On January 15, 2000, an elected legislature of the Kingdom of Hawai`i, known as the Mana Kau Kanawai (“the body empowered to make laws”) convened on Kaua`i for the first time in 107 years. 

Occupation of a Sovereign Nation
"Now to avoid any collision of armed forces, and perhaps the loss of life, I do under protest and impelled by said force yield my authority until such time as the Government of the United States shall, upon facts being presented to it, undo the action of its representatives and reinstate me in the authority which I claim as the Constitutional Sovereign of the Hawaiian Islands."

That was the official proclamation of Queen Liliokalani on Jan 17, 1893. The Legislature had been compromised and controlled six years earlier, but that statement from the Queen marked the beginning of exile for the true Hawaiian government.

President Grover Cleveland addressed the US Congress on Dec. 18, 1893, saying that a "substantial wrong has been done". He described the behavior of American officials as an ”act of war” and called for the restoration of the true Hawaiian government.

Even in the presence of the truth, treason in Hawai`i joined with collusion and greed in the halls of Congress to prevail. The United States first occupied, then annexed Hawai`i and, in the opinion of the World Court, continues to illegally occupy the island nation.

The constitution and laws that were in effect in 1887 are actually the true laws of the land, in the opinion of the sovereigntists. As an occupying power, by international law (Article 43, No. 4 of the 1907 Hague Convention) the US is required to enforce the existing laws of an occupied territory – just as the US did in Japan after WWII – and is not allowed to impose American law on the residents.

In 1988 the US Justice Department stated "It is unclear which constitutional power Congress exercised when it acquired Hawai`i by joint resolution." In fact, the annexation of Hawaii was a prime example of domestic law imposed on a foreign country. That resolution violated both the US Constitution and international law.

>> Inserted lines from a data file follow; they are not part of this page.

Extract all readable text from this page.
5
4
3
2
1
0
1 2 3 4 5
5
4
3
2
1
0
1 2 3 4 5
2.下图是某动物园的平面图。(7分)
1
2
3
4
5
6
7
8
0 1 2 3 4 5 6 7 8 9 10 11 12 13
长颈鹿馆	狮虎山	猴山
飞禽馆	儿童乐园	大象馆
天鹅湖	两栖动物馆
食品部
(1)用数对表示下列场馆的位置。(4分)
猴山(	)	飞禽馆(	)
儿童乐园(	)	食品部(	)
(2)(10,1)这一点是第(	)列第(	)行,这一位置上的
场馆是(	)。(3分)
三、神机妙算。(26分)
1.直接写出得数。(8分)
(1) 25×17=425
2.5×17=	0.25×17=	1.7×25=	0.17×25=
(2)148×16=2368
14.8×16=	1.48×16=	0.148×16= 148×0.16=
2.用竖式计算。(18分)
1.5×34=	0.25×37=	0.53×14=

On Dec. 13, 2000, US Senator Daniel Inouye stated that “Sovereignty is inherent in the people. Its existence does not depend on recognition by another government... the process of reorganizing a government to represent the Hawaiian people should proceed without the involvement of the United States.”

“But the whole body of the Nation, the State, so long as it has not voluntarily submitted to other men or other Nations, remains absolutely free and independent." - The Law of Nations (1758)

In recent years the U.S., by choice and by default, has become the world’s policeman. One responsibility that comes with that job is the obligation to obey the same laws that you enforce on others. The only way that the US can adhere to international law is to cooperate in an orderly transition that returns the Hawaiian national land to the citizens of the nation.

“The kingdom was never lawfully terminated, therefore the kingdom still exists and should be restored," said international law specialist Francis Anthony Boyle of the University of Illinois in 1996. "The critical point is the distinction between a state and a government. Their argument about the kingdom of Hawai`i is correct - it was never validly terminated by the US government. But assuming they regain their independence, what kind of government they want is for them to decide."